Ainda naquele período, o país passou a implementar uma série de políticas de proteção social. Em 1904 foi criada a Caja de Jubilaciones Civiles. Três anos depois, foi a vez da Oficina Nacional del Trabajo e outras leis trabalhistas viriam nas décadas seguintes, ampliando o escopo da seguridade social no país.

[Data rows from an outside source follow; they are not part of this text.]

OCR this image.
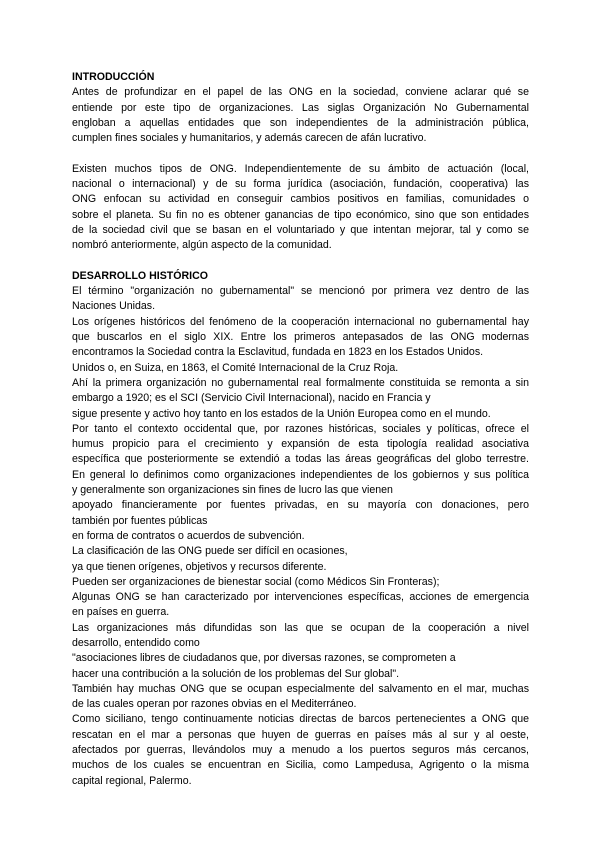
INTRODUCCIÓN
Antes de profundizar en el papel de las ONG en la sociedad, conviene aclarar qué se
entiende por este tipo de organizaciones. Las siglas Organización No Gubernamental
engloban a aquellas entidades que son independientes de la administración pública,
cumplen fines sociales y humanitarios, y además carecen de afán lucrativo.
Existen muchos tipos de ONG. Independientemente de su ámbito de actuación (local,
nacional o internacional) y de su forma jurídica (asociación, fundación, cooperativa) las
ONG enfocan su actividad en conseguir cambios positivos en familias, comunidades o
sobre el planeta. Su fin no es obtener ganancias de tipo económico, sino que son entidades
de la sociedad civil que se basan en el voluntariado y que intentan mejorar, tal y como se
nombró anteriormente, algún aspecto de la comunidad.
DESARROLLO HISTÓRICO
El término "organización no gubernamental" se mencionó por primera vez dentro de las
Naciones Unidas.
Los orígenes históricos del fenómeno de la cooperación internacional no gubernamental hay
que buscarlos en el siglo XIX. Entre los primeros antepasados de las ONG modernas
encontramos la Sociedad contra la Esclavitud, fundada en 1823 en los Estados Unidos.
Unidos o, en Suiza, en 1863, el Comité Internacional de la Cruz Roja.
Ahí la primera organización no gubernamental real formalmente constituida se remonta a sin
embargo a 1920; es el SCI (Servicio Civil Internacional), nacido en Francia y
sigue presente y activo hoy tanto en los estados de la Unión Europea como en el mundo.
Por tanto el contexto occidental que, por razones históricas, sociales y políticas, ofrece el
humus propicio para el crecimiento y expansión de esta tipología realidad asociativa
específica que posteriormente se extendió a todas las áreas geográficas del globo terrestre.
En general lo definimos como organizaciones independientes de los gobiernos y sus política
y generalmente son organizaciones sin fines de lucro las que vienen
apoyado financieramente por fuentes privadas, en su mayoría con donaciones, pero
también por fuentes públicas
en forma de contratos o acuerdos de subvención.
La clasificación de las ONG puede ser difícil en ocasiones,
ya que tienen orígenes, objetivos y recursos diferente.
Pueden ser organizaciones de bienestar social (como Médicos Sin Fronteras);
Algunas ONG se han caracterizado por intervenciones específicas, acciones de emergencia
en países en guerra.
Las organizaciones más difundidas son las que se ocupan de la cooperación a nivel
desarrollo, entendido como
"asociaciones libres de ciudadanos que, por diversas razones, se comprometen a
hacer una contribución a la solución de los problemas del Sur global".
También hay muchas ONG que se ocupan especialmente del salvamento en el mar, muchas
de las cuales operan por razones obvias en el Mediterráneo.
Como siciliano, tengo continuamente noticias directas de barcos pertenecientes a ONG que
rescatan en el mar a personas que huyen de guerras en países más al sur y al oeste,
afectados por guerras, llevándolos muy a menudo a los puertos seguros más cercanos,
muchos de los cuales se encuentran en Sicilia, como Lampedusa, Agrigento o la misma
capital regional, Palermo.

A consolidação da saúde como política pública se deu em 1934, com a criação do Ministério da Saúde Pública (MSP), a partir da Lei Orgânica de Saúde Pública. A criação de uma nova pasta ajudou a incorporar estruturas já existentes, como o Conselho Nacional de Higiene e a Assistência Pública Nacional

De 1973 a 1985, a política da época impulsionava cortes orçamentários sucessivos, que acabaram por comprometer a oferta e a qualidade dos serviços. No entanto, com a redemocratização, o país deu início a um processo de reestruturação do setor. 

Anos depois, já em 2008, foi a vez de implementar o Sistema Nacional Integrado de Saúde (SNIS), regulamentado pela Lei 18.211. Esse modelo ajudou a reorganizar os serviços públicos e privados já existentes, além de criar o Fundo Nacional de Saúde (Fonasa), abastecido com recursos das contribuições de trabalhadores, empresas e do Estado.

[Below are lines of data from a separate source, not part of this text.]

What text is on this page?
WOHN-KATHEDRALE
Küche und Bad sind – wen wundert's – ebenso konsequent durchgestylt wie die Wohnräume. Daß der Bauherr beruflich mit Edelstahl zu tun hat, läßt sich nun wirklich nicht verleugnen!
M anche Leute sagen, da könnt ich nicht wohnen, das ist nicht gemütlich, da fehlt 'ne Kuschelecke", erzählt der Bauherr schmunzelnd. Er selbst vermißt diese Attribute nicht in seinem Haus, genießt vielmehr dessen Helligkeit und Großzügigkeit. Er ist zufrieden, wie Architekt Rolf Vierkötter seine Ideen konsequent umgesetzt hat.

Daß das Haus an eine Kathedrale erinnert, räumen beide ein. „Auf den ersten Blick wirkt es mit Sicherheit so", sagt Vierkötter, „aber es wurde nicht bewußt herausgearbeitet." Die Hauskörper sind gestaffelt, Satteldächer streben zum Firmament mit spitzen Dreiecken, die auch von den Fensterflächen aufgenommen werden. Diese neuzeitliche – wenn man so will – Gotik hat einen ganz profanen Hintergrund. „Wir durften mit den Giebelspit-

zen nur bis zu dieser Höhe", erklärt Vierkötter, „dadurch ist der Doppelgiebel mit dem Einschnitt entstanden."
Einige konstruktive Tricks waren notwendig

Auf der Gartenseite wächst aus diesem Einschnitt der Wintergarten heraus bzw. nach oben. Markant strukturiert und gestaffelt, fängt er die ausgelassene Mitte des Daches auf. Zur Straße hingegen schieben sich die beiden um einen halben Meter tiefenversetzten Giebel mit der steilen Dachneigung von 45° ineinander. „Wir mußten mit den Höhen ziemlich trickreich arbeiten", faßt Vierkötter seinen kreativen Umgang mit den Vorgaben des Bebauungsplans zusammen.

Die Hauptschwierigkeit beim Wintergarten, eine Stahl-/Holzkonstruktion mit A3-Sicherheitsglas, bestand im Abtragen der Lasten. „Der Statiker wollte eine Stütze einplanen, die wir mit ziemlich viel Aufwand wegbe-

Em seguida, essa nova estrutura passou a adotar também a Atenção Primária à Saúde (APS) como pilar, abordagem que visa garantir a cobertura universal através da prevenção de doenças, da promoção da saúde e do acesso precoce ao diagnóstico e tratamento, como mostra levantamento do site do Instituto de Estudos Avançados da USP sobre sistemas ibero-americanos. 

Desafios da Saúde no Uruguai

Embora o sistema de saúde uruguaio tenha objetivos bem definidos, com foco em equidade e qualidade, estudos como o publicado na revista Ciência & Saúde Coletiva apontam que um dos obstáculos para que essa meta seja batida em todas as regiões é a dificuldade de integração entre os níveis de atenção, o que pode comprometer a continuidade e o desfecho clínico dos atendimentos.

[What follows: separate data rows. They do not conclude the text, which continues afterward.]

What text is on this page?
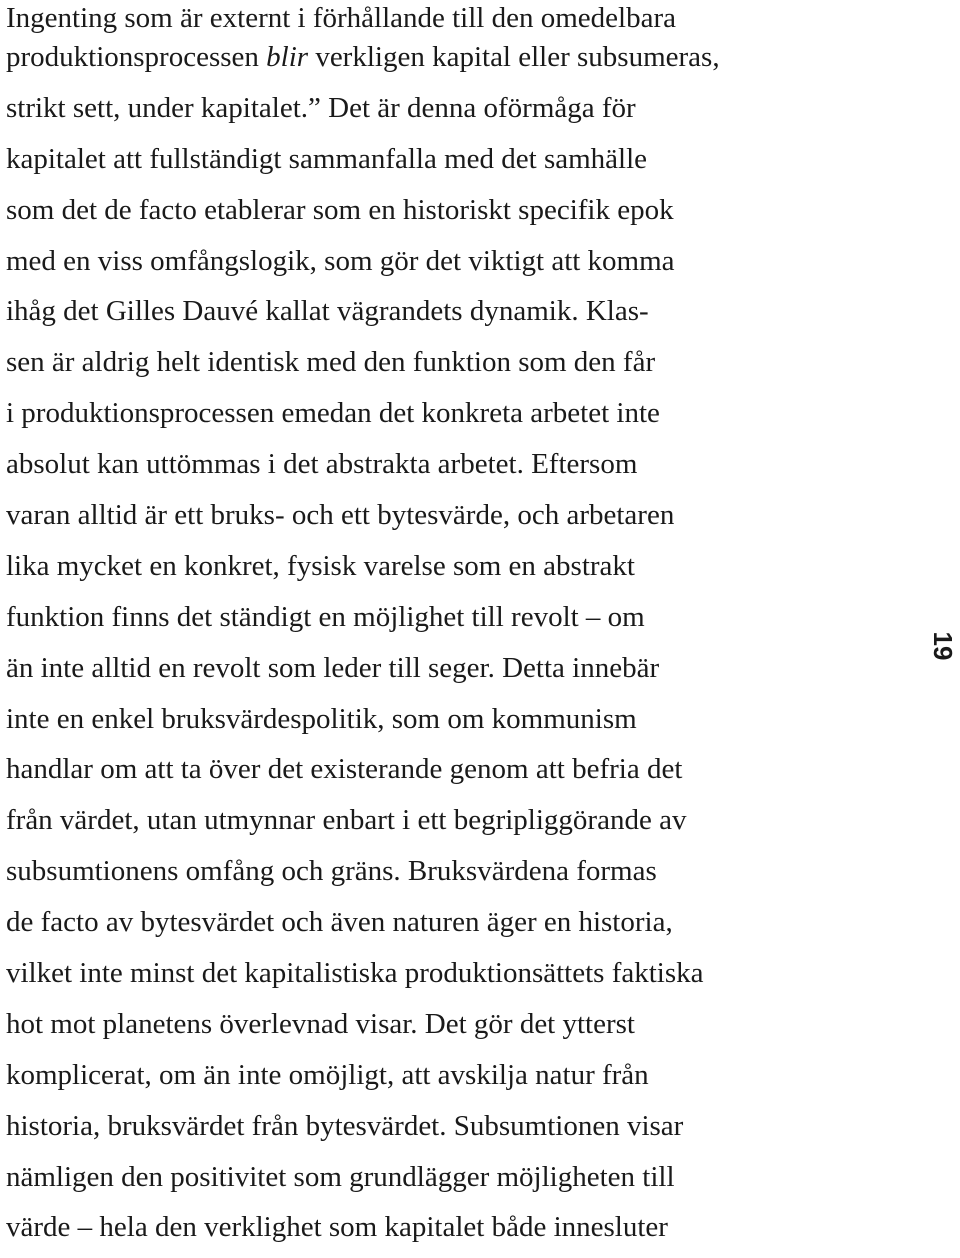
Ingenting som är externt i förhållande till den omedelbara
produktionsprocessen blir verkligen kapital eller subsumeras,
strikt sett, under kapitalet.” Det är denna oförmåga för
kapitalet att fullständigt sammanfalla med det samhälle
som det de facto etablerar som en historiskt specifik epok
med en viss omfångslogik, som gör det viktigt att komma
ihåg det Gilles Dauvé kallat vägrandets dynamik. Klas-
sen är aldrig helt identisk med den funktion som den får
i produktionsprocessen emedan det konkreta arbetet inte
absolut kan uttömmas i det abstrakta arbetet. Eftersom
varan alltid är ett bruks- och ett bytesvärde, och arbetaren
lika mycket en konkret, fysisk varelse som en abstrakt
funktion finns det ständigt en möjlighet till revolt – om
än inte alltid en revolt som leder till seger. Detta innebär
inte en enkel bruksvärdespolitik, som om kommunism
handlar om att ta över det existerande genom att befria det
från värdet, utan utmynnar enbart i ett begripliggörande av
subsumtionens omfång och gräns. Bruksvärdena formas
de facto av bytesvärdet och även naturen äger en historia,
vilket inte minst det kapitalistiska produktionsättets faktiska
hot mot planetens överlevnad visar. Det gör det ytterst
komplicerat, om än inte omöjligt, att avskilja natur från
historia, bruksvärdet från bytesvärdet. Subsumtionen visar
nämligen den positivitet som grundlägger möjligheten till
värde – hela den verklighet som kapitalet både innesluter
19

Nesse aspecto, um ponto de atenção surgido recentemente é a modalidade de serviços com pagamento adicional. Chamados de “planos VIP”, trata-se de um recurso utilizado por planos de saúde privados para cobrar uma taxa extra para realizar serviços que, em tese, já estão previstos em contrato. Segundo uma reportagem publicada pelo jornal La Diaria, publicada em outubro de 2024, essas ações têm crescido até mesmo entre instituições que integram o SNIS – o que contribui com as desigualdades no acesso.

Embutida nessa questão, está o debate sobre a qualidade da assistência que, segundo especialistas ouvidos pela La Diaria, é prejudicada pela ausência de um sistema nacional de acreditação e de controle de qualidade. Consequentemente, as lideranças de saúde pública começaram a analisar propostas para a criação de um órgão independente, que estabeleça parâmetros técnicos e fiscalize o cumprimento por parte dos prestadores.

Outra demanda crescente está relacionada à saúde mental, especialmente entre a população idosa. De acordo com uma reportagem do El País, publicada em abril de 2025, destacou o aumento dos casos de suicídio entre pessoas com mais de 65 anos. Esse fenômeno está associado à desconexão social após a aposentadoria e à percepção de serem mais cuidadores do que cuidados, para as autoridades de saúde, esse é o resultado das lacunas nas políticas públicas de prevenção e integração dos sistemas de atendimento.

Por fim, outra temática preocupante é a mortalidade infantil. Recentemente, o Ministério da Saúde Pública do Uruguai alertou que essa taxa saiu do patamar de 6,2 por mil nascidos vivos em 2022 para 7,3 em 2023. O número contrasta com a tendência de queda observada em anos anteriores e está associado às desigualdades do país, segundo o La Diaria.